That cute, cuddly ball of fluff is irresistible. Kitten issues are complex and emotional at best. Some people feel that all kittens should be socialized and placed into homes. Others realize that if we removed all the kittens from the streets, there aren’t enough homes. Resources are limited, they think, so why not save a litter at the pound that would certainly be killed. Other people feel it’s wrong to fix and return kittens.
At Stray Cat Alliance, we know it’s worse to simply do nothing. Kittens in a safe, well-fed colony can have quality of life. Their mothers will teach them to stay safe. You see, cats have complex family systems and we respect that. If kittens are sick, then of course we must help. We believe it is also moral and ethical to fix kittens and put them back. Don’t let the worry of “what in the world am I going to do with the kittens?” stop you from trapping.
Some volunteers secretly hope that if they trap, they won’t catch kittens because there’s no place for them. Others don’t trap at all because of this. Please get out there and “fix away!” If you trap kittens weighing approximately two pounds or less, make sure your veterinarian is knowledgeable about early-age spay and neuter. Do get them fixed—for the greater good of cats.
Kittens are usually fully weaned at around four to five weeks, a good time to start socializing them, which takes a few days. Kittens not exposed to humans early on learn from their mothers and quickly become feral. If their mothers are tame, the kittens are usually easier to socialize but still require human touch to be completely comfortable. Socializing is harder if they still live in their colonies.

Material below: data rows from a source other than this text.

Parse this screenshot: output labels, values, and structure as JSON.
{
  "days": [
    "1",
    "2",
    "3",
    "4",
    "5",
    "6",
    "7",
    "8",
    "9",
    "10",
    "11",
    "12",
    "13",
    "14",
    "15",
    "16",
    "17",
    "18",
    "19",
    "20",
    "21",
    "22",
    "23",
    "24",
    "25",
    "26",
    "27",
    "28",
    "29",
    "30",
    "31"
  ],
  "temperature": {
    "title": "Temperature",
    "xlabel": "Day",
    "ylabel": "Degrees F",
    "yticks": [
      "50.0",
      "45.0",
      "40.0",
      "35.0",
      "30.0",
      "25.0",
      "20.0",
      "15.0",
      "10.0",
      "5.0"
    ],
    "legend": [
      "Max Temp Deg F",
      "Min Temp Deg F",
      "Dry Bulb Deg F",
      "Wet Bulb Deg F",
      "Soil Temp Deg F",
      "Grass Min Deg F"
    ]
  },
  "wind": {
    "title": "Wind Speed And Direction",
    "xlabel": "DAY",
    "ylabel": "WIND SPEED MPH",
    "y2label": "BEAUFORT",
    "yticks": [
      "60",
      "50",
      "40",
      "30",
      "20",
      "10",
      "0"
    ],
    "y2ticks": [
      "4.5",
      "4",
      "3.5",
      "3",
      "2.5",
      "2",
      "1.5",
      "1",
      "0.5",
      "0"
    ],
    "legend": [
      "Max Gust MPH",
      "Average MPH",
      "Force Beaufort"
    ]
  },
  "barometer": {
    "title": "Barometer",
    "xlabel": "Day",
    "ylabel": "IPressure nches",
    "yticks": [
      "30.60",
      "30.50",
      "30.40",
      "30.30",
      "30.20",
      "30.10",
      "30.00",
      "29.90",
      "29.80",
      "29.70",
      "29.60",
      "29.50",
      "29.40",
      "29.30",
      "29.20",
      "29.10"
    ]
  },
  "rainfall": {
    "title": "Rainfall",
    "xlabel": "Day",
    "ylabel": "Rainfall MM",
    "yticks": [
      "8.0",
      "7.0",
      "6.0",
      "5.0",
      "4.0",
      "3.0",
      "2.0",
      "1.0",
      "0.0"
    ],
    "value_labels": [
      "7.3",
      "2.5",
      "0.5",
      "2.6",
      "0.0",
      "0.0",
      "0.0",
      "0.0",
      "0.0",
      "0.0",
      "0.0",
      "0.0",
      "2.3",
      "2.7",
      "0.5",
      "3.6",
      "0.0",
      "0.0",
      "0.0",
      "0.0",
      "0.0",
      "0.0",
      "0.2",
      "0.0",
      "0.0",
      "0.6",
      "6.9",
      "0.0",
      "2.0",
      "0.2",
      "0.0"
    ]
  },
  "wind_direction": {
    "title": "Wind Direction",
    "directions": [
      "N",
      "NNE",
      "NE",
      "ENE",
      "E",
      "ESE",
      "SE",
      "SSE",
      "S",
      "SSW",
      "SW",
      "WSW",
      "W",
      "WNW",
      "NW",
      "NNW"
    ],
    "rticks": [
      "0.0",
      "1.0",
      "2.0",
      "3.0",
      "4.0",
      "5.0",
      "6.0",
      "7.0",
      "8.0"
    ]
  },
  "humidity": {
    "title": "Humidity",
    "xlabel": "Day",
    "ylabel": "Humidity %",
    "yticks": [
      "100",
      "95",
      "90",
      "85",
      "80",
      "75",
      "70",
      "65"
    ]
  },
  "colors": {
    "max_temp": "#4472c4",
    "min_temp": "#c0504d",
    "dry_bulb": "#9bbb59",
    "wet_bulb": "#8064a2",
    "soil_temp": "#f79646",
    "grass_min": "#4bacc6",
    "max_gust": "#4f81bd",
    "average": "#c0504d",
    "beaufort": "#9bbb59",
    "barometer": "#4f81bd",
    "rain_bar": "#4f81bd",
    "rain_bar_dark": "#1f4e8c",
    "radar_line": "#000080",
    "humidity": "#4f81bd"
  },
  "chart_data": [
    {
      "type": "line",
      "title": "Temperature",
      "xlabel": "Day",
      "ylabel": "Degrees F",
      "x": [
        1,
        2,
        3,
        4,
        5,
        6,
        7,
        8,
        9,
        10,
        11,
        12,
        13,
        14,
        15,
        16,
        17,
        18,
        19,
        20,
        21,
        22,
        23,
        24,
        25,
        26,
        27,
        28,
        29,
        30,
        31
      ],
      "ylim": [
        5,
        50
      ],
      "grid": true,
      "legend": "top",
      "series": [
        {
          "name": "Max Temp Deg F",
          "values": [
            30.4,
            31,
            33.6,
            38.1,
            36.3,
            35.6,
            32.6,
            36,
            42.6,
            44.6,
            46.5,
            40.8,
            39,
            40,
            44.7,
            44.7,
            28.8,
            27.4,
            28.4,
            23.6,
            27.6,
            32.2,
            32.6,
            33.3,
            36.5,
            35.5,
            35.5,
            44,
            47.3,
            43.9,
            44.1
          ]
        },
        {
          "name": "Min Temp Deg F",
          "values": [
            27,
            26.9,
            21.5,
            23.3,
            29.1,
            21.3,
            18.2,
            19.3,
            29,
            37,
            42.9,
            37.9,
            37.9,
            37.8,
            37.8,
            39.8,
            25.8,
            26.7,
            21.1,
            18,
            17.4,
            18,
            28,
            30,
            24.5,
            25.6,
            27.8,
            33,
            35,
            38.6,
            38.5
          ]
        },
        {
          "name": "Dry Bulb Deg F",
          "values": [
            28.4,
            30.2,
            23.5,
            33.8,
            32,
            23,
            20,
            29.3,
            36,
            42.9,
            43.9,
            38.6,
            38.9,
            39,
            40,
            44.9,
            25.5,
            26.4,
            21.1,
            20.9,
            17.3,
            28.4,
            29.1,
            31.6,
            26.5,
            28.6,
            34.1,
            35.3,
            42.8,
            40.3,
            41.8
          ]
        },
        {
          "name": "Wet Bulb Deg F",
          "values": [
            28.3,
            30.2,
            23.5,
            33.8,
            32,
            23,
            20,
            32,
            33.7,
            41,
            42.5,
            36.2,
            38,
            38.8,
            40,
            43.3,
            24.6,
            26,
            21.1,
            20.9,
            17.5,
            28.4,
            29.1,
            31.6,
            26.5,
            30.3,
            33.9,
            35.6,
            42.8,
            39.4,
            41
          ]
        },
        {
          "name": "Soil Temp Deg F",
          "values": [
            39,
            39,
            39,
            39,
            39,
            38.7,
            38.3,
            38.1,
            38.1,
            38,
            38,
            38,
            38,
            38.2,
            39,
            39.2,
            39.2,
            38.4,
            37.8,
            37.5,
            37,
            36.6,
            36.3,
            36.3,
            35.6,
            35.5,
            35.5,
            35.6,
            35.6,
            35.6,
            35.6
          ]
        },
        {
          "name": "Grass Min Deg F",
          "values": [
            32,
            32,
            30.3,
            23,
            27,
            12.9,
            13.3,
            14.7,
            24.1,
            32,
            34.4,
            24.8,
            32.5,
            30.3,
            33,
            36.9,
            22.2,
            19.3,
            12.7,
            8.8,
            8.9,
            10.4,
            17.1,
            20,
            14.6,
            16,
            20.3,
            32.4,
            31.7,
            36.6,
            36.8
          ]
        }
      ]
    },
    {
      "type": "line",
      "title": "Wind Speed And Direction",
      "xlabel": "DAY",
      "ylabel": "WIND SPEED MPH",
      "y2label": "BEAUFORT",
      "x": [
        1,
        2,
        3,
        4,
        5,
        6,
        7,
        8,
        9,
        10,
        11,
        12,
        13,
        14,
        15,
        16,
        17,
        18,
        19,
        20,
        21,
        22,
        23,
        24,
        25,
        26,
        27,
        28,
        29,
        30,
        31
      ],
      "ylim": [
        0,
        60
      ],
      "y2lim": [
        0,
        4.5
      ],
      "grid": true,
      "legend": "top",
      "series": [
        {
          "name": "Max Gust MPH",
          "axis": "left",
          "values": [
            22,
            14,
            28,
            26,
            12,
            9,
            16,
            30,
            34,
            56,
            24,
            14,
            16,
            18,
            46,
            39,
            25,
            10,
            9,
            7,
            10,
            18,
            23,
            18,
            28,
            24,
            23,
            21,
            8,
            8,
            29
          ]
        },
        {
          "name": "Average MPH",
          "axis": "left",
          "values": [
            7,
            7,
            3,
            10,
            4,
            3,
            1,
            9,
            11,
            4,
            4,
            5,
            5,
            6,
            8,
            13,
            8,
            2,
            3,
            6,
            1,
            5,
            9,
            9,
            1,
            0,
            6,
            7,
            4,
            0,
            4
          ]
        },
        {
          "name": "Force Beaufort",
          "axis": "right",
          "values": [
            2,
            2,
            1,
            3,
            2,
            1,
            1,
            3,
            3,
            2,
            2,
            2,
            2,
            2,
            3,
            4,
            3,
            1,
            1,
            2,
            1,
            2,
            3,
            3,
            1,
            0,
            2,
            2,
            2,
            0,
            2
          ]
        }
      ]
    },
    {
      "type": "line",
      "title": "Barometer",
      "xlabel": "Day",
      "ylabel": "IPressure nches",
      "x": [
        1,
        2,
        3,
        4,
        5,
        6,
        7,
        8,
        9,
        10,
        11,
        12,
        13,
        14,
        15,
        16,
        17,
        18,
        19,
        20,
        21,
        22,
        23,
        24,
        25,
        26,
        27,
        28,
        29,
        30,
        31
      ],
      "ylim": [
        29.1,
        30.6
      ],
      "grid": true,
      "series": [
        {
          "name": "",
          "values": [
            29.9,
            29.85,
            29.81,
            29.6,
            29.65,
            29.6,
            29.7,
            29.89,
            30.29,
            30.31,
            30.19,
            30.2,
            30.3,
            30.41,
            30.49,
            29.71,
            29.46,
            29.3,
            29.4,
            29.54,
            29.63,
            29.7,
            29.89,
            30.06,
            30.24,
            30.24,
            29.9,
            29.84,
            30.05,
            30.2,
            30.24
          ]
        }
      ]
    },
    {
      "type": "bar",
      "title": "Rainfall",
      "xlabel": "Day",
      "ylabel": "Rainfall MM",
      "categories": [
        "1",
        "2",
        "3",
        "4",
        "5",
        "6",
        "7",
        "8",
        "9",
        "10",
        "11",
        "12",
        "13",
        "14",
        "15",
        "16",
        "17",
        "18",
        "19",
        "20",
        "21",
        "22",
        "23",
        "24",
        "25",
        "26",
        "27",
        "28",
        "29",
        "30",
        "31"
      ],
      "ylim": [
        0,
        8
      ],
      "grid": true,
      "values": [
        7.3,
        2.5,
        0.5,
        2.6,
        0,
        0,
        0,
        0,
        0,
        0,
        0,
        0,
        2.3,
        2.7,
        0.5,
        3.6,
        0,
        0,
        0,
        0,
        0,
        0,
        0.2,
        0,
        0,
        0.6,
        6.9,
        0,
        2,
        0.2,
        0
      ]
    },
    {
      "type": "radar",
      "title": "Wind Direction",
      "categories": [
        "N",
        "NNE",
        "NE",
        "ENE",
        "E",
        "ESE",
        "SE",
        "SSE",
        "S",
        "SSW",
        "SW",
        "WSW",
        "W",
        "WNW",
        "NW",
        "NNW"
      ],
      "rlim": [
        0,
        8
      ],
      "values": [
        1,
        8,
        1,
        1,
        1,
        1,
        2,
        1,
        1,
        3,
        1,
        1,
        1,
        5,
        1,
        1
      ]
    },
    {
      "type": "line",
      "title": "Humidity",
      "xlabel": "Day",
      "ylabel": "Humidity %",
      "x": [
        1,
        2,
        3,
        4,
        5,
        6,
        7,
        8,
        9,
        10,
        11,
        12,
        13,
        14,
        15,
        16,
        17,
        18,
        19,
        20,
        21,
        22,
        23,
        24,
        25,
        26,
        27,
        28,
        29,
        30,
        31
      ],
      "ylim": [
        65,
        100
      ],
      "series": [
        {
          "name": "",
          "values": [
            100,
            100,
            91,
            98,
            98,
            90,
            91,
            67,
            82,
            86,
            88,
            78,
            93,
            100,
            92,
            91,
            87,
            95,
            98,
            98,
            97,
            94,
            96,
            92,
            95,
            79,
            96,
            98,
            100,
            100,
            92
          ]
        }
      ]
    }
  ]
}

• Under one week: Eyes are shut, ears flat to head and skin appears “pinkish.” Part of umbilical cord may still be attached.
• One week to ten days: Eyes begin to open but ears are still flat. A kitten this age is smaller than an adult hand.
• Three weeks: Eyes are fully open, ears are erect and teeth are visible. Kittens are just learning to walk and very wobbly.
• Four to five weeks: Eyes have changed from blue to another color. Kittens have begun to pounce and leap and to eat solid food.
• Eight weeks: Kittens this age weigh approximately two pounds. If they have not been exposed to humans, they will likely be feral.
Now that you know the age and stage of your kitten clan, here’s what you need to know to encourage them to grow into outgoing, affectionate felines that will steal a cat lover’s heart:
• Confine kittens initially in a dog crate or cage for more space or try a bathroom with toilet seat down and cabinets closed.
• Don’t let feral kittens run loose in your house! Tiny babies can hide in tiny spaces and it goes without saying (but we will): They’re hard to locate and coax out.
• It’s tough, but if you have more than one kitten from a litter, separate them. Left together, the kittens will bond with each other instead of with people.
• Don’t try to handle a truly feral kitten that hisses and spits at you for the first few days. Visit the kitten frequently, always moving slowly, and talk softly to it. Reassure it that all is well.
• After the kitten calms down, begin handling—you know you want to! Wrap the kitten in a towel and find a comfortable place to sit with kitten on your lap. Enjoy. If you can pet now, terrific, but otherwise, give it time.
• Food is your incentive for taming. Start by feeding the kitten baby food or “wet” cat food on a spoon, delivered through the cage.
• Next, offer baby food or wet food on your finger. If the kitten doesn’t accept it, then dab a tiny bit on the end of its nose. The kitten will lick it off and want more.
• This is your chance: gradually pet the kitten’s face, chin, and behind the ears while you talk softly.
• Leave a television or radio on a few hours a day, but not too loud, so kittens get used to human voices.
• Aim for several feeding/petting sessions of 15 to 20 minutes as often as possible.
• Play and resulting interaction with you can hasten the taming process. Use a string or cat toy for the kitten to chase. It’s tempting, but don’t let the kitten bite, scratch or play with your hand.
• Once the kitten no longer runs away from you and instead seeks your attention, confine it to a kitten-proofed room rather than a cage. Always watch for dangerous electrical or blind cords and other household hazards. Think: Could my kitten “get into this?”
• Encourage friends to handle feral kittens frequently. They typically bond with one person so exposure to others is a critical part of their socialization process.